Discussing and developing ideas about heredity stimulated Emery. In the last instalment of his Gedanken essays, he compared the germ-plasm to a Jacquard loom (Emery 1903, p. 360), a weaving mechanism invented around 1800 and based on a chain of perforated cards. Each row of punched holes stores the instructions for one row of design. This enables the automatic production of a great variety of different weaving patterns. The use of changing series of perforated cards is today considered a conceptual precursor of computer programming (Essinger 2004). Emery in fact saw in the loom-germplasm analogy a way of explaining how the determinants, like the rows of punched holes, regulate ontogenesis. This pioneering concept of a genetic program furthermore helped him to illustrate his idea of possible external influences on the germ-plasm as disorders or malfunctions of one or more cards, causing an error in one or more replications of the pattern. These errors, creating new patterns, are inherited by the next generations. He thought, however, that contrary to the single weaving loom, every single of the many ids possessed a complete collection of determinants. In the germ-plasm thus:

the single ids, and the homologous determinants they contain, […] fight for the direction of the development of the entire organism as well as its parts. In this way the complicated conditions of latent mutations and inheritance are created, the phenomena of regression and atavism (Emery 1903, p. 360).

In the summer of 1906, Emery suffered a severe apoplectic stroke. Paralysed down his right side, he nevertheless learned to use his left hand and continued writing, experimenting on ants, and even drawing.

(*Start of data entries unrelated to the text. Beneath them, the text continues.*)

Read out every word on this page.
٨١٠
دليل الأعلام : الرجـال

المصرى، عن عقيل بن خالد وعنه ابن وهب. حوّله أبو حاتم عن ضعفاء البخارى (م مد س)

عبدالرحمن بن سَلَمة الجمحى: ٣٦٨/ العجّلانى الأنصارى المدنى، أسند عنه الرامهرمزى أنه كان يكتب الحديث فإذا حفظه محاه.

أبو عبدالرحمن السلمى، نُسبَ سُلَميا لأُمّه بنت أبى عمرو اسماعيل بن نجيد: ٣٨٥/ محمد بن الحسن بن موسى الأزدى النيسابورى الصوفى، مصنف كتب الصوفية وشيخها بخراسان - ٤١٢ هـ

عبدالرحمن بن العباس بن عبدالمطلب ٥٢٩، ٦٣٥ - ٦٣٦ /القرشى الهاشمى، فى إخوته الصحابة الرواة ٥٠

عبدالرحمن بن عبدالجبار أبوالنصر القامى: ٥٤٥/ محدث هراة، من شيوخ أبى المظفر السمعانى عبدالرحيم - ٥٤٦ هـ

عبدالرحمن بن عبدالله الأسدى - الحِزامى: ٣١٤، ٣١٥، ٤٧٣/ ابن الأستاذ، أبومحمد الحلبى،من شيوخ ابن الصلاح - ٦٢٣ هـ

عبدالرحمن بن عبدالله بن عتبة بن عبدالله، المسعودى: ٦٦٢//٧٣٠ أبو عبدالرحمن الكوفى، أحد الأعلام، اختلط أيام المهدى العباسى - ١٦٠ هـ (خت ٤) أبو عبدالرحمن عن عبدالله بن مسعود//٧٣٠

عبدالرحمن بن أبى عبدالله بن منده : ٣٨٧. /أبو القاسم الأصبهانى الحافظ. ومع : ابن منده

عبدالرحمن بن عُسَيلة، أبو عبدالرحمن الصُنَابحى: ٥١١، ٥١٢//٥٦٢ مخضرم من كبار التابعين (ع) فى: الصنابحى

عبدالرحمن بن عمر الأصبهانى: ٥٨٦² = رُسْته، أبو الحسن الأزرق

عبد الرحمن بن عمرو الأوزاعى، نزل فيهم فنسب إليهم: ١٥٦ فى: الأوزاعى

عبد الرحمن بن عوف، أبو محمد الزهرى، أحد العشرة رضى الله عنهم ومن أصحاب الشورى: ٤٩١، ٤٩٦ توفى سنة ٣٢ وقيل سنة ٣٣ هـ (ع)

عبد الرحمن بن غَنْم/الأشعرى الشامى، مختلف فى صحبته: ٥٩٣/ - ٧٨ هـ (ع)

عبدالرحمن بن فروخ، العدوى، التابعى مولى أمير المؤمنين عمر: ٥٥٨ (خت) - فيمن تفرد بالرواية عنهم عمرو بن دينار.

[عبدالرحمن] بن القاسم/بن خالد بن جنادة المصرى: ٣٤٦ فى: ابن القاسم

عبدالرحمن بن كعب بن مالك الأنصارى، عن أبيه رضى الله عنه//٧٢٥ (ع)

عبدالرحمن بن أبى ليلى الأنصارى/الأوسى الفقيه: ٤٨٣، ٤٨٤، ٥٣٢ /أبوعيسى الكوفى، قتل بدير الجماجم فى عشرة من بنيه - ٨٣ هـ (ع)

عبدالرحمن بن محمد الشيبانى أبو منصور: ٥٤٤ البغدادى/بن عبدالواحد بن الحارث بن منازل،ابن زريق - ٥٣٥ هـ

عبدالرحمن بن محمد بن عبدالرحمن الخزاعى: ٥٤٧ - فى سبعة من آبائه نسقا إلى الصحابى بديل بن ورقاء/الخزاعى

He also continued his theoretical reflections, but without recapturing the heuristic value of his Gedanken-essays. He did not succeed in establishing a scientific school which transformed his ideas into concrete research projects, nor did he convince his compatriots to direct more attention towards the hypothetical units of inheritance. Throughout the first half of the twentieth century, genetic studies remained “epistemic fragments” in Italy (Volpone 2008, p. 1). Nevertheless, Emery’s basic ideas saw a widespread diffusion through his textbook, whose third edition was the first one to include a chapter on Mendelism (Emery 1911). Among his students were Alessandro Coggi (1864–1917), and, above all, Alessandro Ghigi and Paolo Enriques (1871–1946), who became central figures in the study of genetics in Italy (Volpone 2008, pp. 114–122, 221–225, 288–290).